Russia’s dramatic re-emergence

In Middle East cauldron, stability trumps both Western democracy and jihadi extremism, leading to perceptions there that Russia’s presence helps guarantee stability.

Enhanced stature


2015/12/11 Issue: 35 Page: 7


The Arab Weekly
John C.K. Daly



Russia’s stalwart support for Syrian President Bashar Assad has perplexed and angered a number of governments, including the United States, EU members and a number of Middle Eastern Sunni-dominated states, including Turkey, United Arab Emirates and Saudi Arabia, which would like to see regime change in Syria.

Stripped of the overblown Western and Middle Eastern critical rhetoric, Russian President Vladimir Putin has repeatedly stated his philosophy for providing such support — “colour revolu­tions” in the post-Soviet space and “Arab spring” uprisings are underwritten by outside countries seeking to expand their influence in the targeted nations.

But the destruction of state structures has led to chaos and extremism. As proof, the Rus­sian government cites Ukraine, Libya, Afghanistan, Iraq and Syria. In the case of the latter, Putin’s belief is that those who take up arms against the Assad regime are de facto terrorists and that the resulting political power vacuum in “liberated” areas has allowed ex­tremism, from the al-Qaeda-allied al-Nusra Front to the Islamic State (ISIS) to flourish.

This view stands in stark con­trast to Western governments, led by the United States, and the aforementioned Middle Eastern governments that maintain there are “pro-democratic” elements in the Syrian resistance that deserve both financial sup­port and armaments.

Despite these policy polar opposites, in an ex­traordinarily adroit display of diplomacy, Putin’s Rus­sia has not only managed to bridge the Middle East’s deepening Sunni-Shia sectarian divide, maintain­ing good relations not only with the UAE, Saudi Arabia and Egypt and Shia Iran and, per­haps most extraordinarily, Israel as well, a performance unmatched by any other nation.

To give an idea of the depth of Putin’s relations with Middle East leaders, in the past five weeks Putin met Iran Supreme Leader Ali Khamenei, King Abdullah II of Jordan, Saudi Arabia’s King Salman bin Abdulaziz Al Saud and Kuwait’s Emir Sabah al-Sabah and had telephone conversations with Egyptian President Abdel Fattah al- Sisi and Abu Dhabi’s Crown Prince Mohammed bin Zayed al-Nahyan.

This otherwise singular diplo­matic accomplishment has been marred by the sudden dramatic worsening of Russia’s relations with its Black Sea neighbour Turkey following the latter’s No­vember 24th shooting down of a Russian Su-24 bomber operating in Syria after Turkish authorities said it had violated Turkish airspace.

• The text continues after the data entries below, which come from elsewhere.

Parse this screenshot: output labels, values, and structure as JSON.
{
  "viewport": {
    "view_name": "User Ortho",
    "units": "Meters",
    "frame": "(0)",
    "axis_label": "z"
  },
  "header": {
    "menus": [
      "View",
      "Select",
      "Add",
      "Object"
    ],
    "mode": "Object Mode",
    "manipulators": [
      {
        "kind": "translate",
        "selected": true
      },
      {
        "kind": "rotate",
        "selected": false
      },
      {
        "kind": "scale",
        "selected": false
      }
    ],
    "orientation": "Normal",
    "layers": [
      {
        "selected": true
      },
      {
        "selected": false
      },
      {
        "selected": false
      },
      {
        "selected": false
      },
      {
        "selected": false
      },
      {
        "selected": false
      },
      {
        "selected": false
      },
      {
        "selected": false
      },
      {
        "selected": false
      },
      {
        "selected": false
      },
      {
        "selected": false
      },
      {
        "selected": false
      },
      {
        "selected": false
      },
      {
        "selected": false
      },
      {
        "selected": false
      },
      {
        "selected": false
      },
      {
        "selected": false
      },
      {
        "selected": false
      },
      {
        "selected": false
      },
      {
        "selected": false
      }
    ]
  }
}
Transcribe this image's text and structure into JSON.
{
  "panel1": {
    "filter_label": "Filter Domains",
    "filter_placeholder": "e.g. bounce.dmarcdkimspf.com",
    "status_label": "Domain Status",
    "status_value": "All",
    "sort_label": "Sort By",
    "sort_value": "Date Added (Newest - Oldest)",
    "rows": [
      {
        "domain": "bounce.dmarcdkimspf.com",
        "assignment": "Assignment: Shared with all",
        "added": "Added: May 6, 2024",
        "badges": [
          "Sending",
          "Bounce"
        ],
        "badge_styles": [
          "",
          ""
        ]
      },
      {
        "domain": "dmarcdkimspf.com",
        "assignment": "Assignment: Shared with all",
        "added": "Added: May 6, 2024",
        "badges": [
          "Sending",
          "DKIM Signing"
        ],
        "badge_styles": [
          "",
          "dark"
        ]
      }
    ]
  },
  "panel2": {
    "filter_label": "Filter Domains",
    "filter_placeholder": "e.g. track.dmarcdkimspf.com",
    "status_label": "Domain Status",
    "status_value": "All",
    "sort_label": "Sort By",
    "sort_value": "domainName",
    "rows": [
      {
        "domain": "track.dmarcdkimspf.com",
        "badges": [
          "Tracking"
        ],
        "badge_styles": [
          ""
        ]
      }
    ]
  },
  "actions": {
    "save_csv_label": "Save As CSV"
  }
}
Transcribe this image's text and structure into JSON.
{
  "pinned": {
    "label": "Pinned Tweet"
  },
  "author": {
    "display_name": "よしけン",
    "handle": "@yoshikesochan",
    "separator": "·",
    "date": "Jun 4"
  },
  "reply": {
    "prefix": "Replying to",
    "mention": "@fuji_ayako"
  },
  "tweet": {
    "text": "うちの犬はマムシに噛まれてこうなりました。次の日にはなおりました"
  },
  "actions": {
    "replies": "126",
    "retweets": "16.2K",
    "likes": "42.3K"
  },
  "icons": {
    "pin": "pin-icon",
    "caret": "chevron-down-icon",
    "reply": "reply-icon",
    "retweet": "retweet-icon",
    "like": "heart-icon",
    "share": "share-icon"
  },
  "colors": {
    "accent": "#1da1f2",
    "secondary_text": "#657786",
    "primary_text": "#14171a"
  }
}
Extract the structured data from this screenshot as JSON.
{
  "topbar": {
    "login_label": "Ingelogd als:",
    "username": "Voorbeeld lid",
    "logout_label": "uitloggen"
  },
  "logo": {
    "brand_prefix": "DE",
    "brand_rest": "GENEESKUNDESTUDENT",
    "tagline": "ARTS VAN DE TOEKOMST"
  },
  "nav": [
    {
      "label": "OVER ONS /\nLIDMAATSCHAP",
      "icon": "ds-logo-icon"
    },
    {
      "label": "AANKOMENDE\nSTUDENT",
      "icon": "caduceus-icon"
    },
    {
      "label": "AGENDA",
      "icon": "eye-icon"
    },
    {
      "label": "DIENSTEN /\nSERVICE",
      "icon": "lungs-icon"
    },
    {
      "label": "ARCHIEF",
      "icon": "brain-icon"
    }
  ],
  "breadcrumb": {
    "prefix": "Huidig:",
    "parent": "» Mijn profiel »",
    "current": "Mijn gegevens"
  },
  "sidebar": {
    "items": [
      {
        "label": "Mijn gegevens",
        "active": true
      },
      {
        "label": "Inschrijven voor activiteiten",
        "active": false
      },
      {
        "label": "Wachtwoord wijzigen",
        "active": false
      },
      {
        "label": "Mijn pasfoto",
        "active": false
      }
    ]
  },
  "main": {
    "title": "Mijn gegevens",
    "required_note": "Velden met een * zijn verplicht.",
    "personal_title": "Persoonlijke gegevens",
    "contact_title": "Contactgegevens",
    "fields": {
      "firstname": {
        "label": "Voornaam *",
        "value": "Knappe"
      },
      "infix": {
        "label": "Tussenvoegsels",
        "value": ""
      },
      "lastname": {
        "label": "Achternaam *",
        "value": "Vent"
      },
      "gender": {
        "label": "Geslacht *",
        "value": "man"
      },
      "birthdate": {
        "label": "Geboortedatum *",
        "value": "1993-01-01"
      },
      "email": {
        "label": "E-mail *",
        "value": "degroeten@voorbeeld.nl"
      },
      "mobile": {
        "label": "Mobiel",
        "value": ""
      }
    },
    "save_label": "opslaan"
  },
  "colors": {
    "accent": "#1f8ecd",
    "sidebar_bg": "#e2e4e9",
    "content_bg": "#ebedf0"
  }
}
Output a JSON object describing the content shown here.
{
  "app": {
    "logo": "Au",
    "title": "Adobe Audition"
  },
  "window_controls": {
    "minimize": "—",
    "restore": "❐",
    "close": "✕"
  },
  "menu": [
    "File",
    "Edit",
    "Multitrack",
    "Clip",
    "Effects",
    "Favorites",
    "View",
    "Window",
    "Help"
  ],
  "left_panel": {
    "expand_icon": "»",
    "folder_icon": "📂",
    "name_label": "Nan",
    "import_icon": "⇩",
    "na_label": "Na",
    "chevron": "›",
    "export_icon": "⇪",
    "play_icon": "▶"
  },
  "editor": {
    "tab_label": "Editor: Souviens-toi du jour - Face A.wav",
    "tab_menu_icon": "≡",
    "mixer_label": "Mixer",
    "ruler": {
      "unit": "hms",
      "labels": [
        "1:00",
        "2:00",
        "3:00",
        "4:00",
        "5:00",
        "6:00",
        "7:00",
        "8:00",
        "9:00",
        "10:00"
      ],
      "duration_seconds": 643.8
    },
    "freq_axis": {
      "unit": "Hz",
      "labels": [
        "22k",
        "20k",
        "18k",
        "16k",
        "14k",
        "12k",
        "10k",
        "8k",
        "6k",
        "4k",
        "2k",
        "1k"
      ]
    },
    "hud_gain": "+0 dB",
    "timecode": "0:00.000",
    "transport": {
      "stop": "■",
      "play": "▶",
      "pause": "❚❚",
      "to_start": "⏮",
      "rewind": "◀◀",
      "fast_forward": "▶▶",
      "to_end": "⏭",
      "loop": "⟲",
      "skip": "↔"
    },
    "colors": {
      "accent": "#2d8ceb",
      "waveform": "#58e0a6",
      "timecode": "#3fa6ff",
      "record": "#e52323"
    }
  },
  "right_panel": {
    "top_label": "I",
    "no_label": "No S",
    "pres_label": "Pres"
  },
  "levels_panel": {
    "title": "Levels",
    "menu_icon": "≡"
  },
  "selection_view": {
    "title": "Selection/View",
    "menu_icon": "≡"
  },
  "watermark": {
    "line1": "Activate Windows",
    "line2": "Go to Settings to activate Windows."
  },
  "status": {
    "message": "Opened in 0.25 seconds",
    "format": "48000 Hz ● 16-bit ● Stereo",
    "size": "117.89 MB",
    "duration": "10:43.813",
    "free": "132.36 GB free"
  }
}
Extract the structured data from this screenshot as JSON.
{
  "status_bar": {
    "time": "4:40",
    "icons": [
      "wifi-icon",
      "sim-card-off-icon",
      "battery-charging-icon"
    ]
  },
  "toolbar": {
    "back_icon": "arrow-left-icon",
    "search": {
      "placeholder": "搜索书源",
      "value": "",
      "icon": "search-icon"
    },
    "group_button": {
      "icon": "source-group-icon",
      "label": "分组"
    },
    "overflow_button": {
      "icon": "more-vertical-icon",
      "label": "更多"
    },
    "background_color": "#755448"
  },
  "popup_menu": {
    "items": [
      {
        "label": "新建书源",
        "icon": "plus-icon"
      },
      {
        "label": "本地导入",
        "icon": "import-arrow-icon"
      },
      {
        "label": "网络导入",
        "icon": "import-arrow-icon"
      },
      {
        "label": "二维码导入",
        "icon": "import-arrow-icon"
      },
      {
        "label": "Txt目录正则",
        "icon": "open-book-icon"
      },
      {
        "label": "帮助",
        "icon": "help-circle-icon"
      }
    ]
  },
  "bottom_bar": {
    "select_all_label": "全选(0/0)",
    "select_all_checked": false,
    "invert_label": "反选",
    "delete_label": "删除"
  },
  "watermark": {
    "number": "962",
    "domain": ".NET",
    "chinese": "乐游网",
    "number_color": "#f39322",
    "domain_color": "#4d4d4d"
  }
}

Turkish President Recep Tayyip Erdogan has made no secret of his desire to see Assad replaced; in the worsening diplomatic situation Russia has accused Ankara of aid­ing and abetting the Syrian opposi­tion, including the Islamic State (ISIS). Since the aircraft’s downing Russia has imposed sanctions on Turkey and the diplomatic stale­mate shows no signs of abating any time soon.

Russia’s interest in assisting Middle East allies combat ter­rorism is not totally altruistic as a significant number of Russian citizens are fighting in the ranks of ISIS and Moscow is understand­ably nervous about them returning home with combat skills honed on Syrian, Iraqi and Libyan battle­fields.

Since the 1991 collapse of the USSR, Russia has fought two brutal wars in the Caucasus against its Chechen citizens and the northern Caucasus still remains turbulent. About 10% of Russia’s citizenry is Muslim, whose ranks swell every year with guest workers from Central Asian nations, primarily Tajikistan, Kyrgyzstan and Uzbeki­stan.

Russia’s policies are accordingly far more in tune with many Middle Eastern governments than those of the West, which deliver lectures on human rights and democracy even as they undercut uncooperative regimes. Small wonder then at the queue of Middle Eastern leaders wanting to meet with Putin.

In the Middle East cauldron, stability trumps both Western democracy and jihadi extremism, leading to perceptions there that Russia’s presence helps guarantee stability. It is a simple truth that Ankara, Brussels and Washington have yet to acknowledge but one that they ignore at their peril.


John C.K. Daly is a Washington-based specialist on Russian and post-Soviet affairs.